Hindu mathematics has used the decimal system (the one we use) at least since 600AD. One of the most important influences on Hindu mathematics was that it was widely used in commerce. The average Hindu merchant was pretty fast in simple maths. If someone had a debt the numbers would be negative, if someone had a credit the numbers would be positive. Also, if someone had neither credit, nor debt, the numbers would add up to zero. Zero is an important number in the history of mathematics, and its relatively late appearance is due to the fact that many cultures had difficulty of conceiving 'nothing'. The concept of 'nothing', like in 'shunya', the void, or the concept of 'equilibrium', was already anchored in Hindu culture.

Around 700AD the general solution for the quadratic equation, this time using numbers, was devised by a Hindu mathematician called Brahmagupta, who, among other things, used irrational numbers; he also recognised two roots in the solution. The final, complete solution as we know it today came around 1100AD, by another Hindu mathematician called Baskhara^{4}. Baskhara was the first to recognise that any positive number has two square roots.

Around 820AD, near Baghdad, Mohammad bin Musa Al-Khwarismi, a famous Islamic mathematician^{5} who knew Hindu mathematics, also derived the quadratic equation. The algebra used by him was entirely rhetorical, and he rejected negative solutions. This particular derivation of the quadratic formula was brought to Europe by Jewish mathematician/astronomer Abraham bar Hiyya (whose Latinised name is Savasorda) who lived in Barcelona around 1100.

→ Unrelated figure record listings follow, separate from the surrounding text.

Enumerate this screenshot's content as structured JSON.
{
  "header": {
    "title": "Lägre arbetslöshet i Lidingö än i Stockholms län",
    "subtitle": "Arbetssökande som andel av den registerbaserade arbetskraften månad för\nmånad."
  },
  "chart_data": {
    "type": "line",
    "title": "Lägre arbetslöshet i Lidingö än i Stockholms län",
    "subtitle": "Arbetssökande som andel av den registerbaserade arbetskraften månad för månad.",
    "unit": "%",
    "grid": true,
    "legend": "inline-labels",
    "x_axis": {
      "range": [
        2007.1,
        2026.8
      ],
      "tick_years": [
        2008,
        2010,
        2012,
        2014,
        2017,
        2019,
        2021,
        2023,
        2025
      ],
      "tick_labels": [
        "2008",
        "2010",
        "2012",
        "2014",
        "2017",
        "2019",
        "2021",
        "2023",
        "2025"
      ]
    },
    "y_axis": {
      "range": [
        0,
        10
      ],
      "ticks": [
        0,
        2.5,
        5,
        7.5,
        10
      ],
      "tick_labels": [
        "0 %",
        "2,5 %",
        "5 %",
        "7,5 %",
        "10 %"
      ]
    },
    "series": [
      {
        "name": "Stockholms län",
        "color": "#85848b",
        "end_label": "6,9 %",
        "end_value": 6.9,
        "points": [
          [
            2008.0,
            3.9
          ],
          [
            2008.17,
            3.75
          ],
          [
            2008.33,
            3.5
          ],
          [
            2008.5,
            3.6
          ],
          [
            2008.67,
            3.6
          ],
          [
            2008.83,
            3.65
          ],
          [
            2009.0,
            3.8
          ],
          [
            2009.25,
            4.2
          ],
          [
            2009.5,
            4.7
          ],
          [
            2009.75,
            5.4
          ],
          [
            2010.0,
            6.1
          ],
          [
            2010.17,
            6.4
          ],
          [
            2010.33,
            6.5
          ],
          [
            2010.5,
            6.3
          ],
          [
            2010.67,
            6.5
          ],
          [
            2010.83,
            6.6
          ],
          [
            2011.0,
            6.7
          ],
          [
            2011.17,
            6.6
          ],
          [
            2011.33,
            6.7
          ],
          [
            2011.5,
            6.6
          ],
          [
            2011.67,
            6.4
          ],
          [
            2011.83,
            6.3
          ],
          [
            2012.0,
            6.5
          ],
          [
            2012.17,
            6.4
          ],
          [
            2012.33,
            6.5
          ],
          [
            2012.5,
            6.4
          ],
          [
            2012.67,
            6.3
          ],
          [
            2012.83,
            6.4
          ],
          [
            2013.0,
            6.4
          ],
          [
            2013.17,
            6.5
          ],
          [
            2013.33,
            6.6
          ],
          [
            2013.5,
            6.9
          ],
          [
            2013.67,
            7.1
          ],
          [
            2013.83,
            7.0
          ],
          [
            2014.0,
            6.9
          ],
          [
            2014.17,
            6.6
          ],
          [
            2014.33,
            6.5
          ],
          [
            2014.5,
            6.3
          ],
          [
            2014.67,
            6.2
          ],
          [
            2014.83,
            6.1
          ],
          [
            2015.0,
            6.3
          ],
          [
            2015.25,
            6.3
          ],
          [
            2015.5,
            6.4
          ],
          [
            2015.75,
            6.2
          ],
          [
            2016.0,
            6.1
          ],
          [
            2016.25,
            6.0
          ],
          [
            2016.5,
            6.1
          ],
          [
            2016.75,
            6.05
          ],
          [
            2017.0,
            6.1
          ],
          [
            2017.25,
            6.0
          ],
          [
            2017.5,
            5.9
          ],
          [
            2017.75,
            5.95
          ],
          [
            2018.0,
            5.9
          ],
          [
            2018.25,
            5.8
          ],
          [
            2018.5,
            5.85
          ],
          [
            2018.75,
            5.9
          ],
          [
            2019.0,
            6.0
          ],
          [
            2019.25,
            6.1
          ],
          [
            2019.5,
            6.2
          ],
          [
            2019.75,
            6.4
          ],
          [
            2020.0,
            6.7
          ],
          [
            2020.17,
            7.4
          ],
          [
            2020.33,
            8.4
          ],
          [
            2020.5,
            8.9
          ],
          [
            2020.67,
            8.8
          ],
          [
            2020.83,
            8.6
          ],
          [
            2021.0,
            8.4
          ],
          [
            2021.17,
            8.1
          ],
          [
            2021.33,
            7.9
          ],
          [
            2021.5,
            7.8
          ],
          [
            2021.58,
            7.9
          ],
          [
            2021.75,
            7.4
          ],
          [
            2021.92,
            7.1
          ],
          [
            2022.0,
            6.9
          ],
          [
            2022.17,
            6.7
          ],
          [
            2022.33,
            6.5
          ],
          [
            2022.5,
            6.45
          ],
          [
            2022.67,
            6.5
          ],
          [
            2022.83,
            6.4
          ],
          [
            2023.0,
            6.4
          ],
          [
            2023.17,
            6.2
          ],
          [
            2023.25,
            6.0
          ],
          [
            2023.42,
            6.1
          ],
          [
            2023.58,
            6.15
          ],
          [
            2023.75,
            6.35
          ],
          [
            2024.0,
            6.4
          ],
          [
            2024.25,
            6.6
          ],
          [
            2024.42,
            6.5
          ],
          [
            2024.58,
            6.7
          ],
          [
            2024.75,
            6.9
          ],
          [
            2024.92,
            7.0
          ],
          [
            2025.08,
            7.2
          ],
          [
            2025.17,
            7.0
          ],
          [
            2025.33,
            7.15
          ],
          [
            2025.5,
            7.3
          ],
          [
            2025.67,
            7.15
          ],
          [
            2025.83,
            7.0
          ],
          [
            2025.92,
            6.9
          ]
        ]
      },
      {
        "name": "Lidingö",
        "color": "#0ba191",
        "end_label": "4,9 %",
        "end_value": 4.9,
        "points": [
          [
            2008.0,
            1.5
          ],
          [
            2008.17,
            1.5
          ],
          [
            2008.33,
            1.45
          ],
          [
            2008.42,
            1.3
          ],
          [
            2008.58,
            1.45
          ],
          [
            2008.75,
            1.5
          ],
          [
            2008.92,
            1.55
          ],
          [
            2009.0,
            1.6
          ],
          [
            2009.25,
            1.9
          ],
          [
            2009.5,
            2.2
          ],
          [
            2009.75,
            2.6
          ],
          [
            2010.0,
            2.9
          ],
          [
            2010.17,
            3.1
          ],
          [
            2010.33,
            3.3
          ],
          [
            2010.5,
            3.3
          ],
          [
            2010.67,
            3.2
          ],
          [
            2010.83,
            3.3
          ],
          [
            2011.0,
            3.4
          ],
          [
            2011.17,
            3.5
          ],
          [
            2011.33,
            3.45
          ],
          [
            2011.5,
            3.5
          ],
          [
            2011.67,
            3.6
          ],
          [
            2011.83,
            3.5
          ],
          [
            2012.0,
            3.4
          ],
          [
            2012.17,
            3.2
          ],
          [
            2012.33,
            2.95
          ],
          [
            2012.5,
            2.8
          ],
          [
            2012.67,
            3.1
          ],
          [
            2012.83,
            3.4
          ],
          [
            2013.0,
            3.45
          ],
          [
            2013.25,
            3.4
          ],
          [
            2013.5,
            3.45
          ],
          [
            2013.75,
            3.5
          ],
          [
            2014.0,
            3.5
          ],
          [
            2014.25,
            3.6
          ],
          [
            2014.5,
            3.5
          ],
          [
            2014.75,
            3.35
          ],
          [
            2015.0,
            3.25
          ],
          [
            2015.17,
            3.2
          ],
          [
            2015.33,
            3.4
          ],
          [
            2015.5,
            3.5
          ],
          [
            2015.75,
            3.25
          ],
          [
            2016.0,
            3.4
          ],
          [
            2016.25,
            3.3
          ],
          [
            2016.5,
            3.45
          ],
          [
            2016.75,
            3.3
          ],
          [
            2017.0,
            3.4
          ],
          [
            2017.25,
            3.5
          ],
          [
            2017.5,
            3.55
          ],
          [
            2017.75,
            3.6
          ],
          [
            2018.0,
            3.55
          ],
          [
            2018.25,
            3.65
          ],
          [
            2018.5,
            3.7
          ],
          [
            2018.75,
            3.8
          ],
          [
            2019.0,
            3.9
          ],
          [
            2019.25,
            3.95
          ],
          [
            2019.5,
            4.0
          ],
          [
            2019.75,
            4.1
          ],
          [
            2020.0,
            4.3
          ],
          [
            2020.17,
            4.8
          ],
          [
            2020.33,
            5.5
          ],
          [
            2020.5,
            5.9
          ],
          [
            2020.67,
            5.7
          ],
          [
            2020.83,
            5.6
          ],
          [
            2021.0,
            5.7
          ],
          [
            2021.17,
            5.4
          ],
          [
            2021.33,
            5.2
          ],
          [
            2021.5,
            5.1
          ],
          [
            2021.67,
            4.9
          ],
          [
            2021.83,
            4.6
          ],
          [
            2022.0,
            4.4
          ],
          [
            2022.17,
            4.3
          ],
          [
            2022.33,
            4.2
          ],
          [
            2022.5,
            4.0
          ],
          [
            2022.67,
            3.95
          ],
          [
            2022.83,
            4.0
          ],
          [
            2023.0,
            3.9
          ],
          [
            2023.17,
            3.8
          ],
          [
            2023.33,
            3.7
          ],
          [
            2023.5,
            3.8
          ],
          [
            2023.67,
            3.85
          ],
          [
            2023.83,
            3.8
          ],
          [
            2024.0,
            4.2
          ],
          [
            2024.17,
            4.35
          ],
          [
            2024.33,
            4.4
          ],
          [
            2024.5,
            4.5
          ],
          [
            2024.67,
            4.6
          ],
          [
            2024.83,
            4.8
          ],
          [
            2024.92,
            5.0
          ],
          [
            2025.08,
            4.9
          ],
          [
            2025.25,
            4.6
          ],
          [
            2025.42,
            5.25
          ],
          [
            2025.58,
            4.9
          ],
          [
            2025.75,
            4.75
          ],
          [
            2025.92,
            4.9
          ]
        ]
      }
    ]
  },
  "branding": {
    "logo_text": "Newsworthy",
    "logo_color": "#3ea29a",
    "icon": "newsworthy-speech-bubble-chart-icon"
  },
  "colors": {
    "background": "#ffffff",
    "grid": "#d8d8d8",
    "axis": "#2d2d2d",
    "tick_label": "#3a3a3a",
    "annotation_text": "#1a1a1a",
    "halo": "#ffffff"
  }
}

With the Renaissance in Europe, academic attention came back to original mathematical problems. By 1545 Girolamo Cardano, who was a typical Renaissance scientist (ie, interested in alchemy, occultism and suchlike), and one of the best algebraists of his time, compiled the works related to the quadratic equations - that is, he blended Al-Khwarismi's solution with the Euclidean geometry. He was possibly not the first or only one, but the most famous. In his (mainly rhetorical) works he allows for the existence of complex, or imaginary numbers - that is, roots of negative numbers. At the end of the 16th Century the mathematical notation and symbolism was introduced by amateur-mathematician François Viète, in France. In 1637, when René Descartes published *La Géométrie*, modern Mathematics was born, and the quadratic formula has adopted the form we know today.